Relations between Taipei and Beijing have changed little since last year’s protests, with no new deals reached between the two sides, chilling Taiwan’s economic expansion. Ma’s government has kept quiet on China since the local election losses as the party gears up for the January 2016 presidential election, which may be decided in part by voters who want more distance from China.

“The government people are cautious because there’s so much that could go wrong when it comes to China,” said Ross Feingold, senior adviser with U.S.-based consultancy firm D.C. International Advisory. “If an agreement is on the table, somebody is going to criticize it.”

The Nationalists’ chief opposition, the Democratic Progressive Party, advocates more restraint in negotiating with China, playing to the ideals of the Sunflower Movement protesters.

On March 18, 2014, several hundred people, apparently led by university students, entered the parliament’s normally guarded assembly hall in central Taipei to stop a proposed fast-track ratification of a Taiwan-China service trade liberalization pact. The pact was signed in 2013 and would open markets in 144 sectors, including finance.

Parliament has not ratified the trade deal, irking China as well as Ma’s government.

Thousands more young Taiwanese joined protesters outside the gates of parliament to question whether Taiwan should continue economic ties with China as long as the two sides are politically at odds. They named their movement after the sunflower, saying they were looking into the light of Taiwan’s problems.

A year later a civilian group called the Economic Democracy Union commemorated the protests with a concert Wednesday evening.

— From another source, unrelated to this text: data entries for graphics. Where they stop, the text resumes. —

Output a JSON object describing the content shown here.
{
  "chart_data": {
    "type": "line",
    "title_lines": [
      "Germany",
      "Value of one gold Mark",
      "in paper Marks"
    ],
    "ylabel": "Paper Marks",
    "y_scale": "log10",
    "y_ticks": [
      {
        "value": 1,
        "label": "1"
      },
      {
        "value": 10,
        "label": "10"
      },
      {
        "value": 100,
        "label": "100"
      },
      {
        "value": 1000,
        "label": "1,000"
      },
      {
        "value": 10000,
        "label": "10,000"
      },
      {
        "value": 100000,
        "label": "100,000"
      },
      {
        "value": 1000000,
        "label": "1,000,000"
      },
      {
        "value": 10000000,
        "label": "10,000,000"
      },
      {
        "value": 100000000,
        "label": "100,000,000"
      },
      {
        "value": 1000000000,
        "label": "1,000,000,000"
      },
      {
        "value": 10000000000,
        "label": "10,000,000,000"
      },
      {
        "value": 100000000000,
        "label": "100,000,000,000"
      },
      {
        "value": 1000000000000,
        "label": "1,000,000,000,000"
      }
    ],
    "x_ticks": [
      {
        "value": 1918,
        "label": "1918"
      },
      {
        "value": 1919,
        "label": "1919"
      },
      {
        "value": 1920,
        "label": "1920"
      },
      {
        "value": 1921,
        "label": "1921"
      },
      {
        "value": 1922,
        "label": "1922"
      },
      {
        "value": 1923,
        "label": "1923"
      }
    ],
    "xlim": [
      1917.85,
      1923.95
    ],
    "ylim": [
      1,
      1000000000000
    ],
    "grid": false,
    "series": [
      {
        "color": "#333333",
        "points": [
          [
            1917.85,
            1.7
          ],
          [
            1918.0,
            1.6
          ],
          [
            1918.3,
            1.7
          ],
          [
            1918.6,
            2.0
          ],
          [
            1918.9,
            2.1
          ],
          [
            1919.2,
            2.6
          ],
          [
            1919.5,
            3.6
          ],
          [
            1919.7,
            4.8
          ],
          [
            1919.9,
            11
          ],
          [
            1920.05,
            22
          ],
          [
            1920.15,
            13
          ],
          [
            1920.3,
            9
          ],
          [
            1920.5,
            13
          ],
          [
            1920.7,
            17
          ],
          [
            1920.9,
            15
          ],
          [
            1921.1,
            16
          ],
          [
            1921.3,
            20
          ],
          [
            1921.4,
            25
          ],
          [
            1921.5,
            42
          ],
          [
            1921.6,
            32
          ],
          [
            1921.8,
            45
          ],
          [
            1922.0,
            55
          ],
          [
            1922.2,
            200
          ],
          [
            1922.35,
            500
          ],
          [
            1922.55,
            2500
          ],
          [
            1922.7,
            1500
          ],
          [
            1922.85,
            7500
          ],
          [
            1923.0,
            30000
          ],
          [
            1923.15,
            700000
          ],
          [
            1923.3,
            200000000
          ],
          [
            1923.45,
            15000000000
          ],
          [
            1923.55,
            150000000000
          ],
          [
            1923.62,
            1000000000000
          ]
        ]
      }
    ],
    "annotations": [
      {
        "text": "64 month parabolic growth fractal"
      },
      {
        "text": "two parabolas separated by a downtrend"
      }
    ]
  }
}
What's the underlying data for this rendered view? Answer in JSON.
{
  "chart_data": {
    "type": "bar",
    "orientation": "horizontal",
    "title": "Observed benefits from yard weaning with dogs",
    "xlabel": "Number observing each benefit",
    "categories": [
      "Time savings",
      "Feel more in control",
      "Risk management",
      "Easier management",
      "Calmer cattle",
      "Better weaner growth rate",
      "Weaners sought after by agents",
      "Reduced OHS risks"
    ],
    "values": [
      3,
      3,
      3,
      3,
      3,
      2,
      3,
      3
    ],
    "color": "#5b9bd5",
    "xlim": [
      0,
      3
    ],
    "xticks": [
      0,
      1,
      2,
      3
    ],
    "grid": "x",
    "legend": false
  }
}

Some at the festive event posed for photos or bought T-shirts saying “Taiwan is not part of China” and “Save democracy - don’t sell our country.”

“We want peace but must persist in saying that the two sides are not part of one country, so in every kind of exchange we should be more careful,” said participant Cheng Yu-chen, 21, a history major at Soochow University in Taipei.

Hundreds of police, backed by rings of barbed wire, guarded the gates to the legislative compound and government office towers on either side of the stage in case the crowd attempted to break in.

Economic Democracy Union member Chien Nien-you said the group wants more public oversight over deals between Taiwan and China and more flexibility in the constitution for introducing legislation, so that “everyday people’s ideas can get heard.”

Various anti-government groups are planning events in Taipei and other cities through April 10.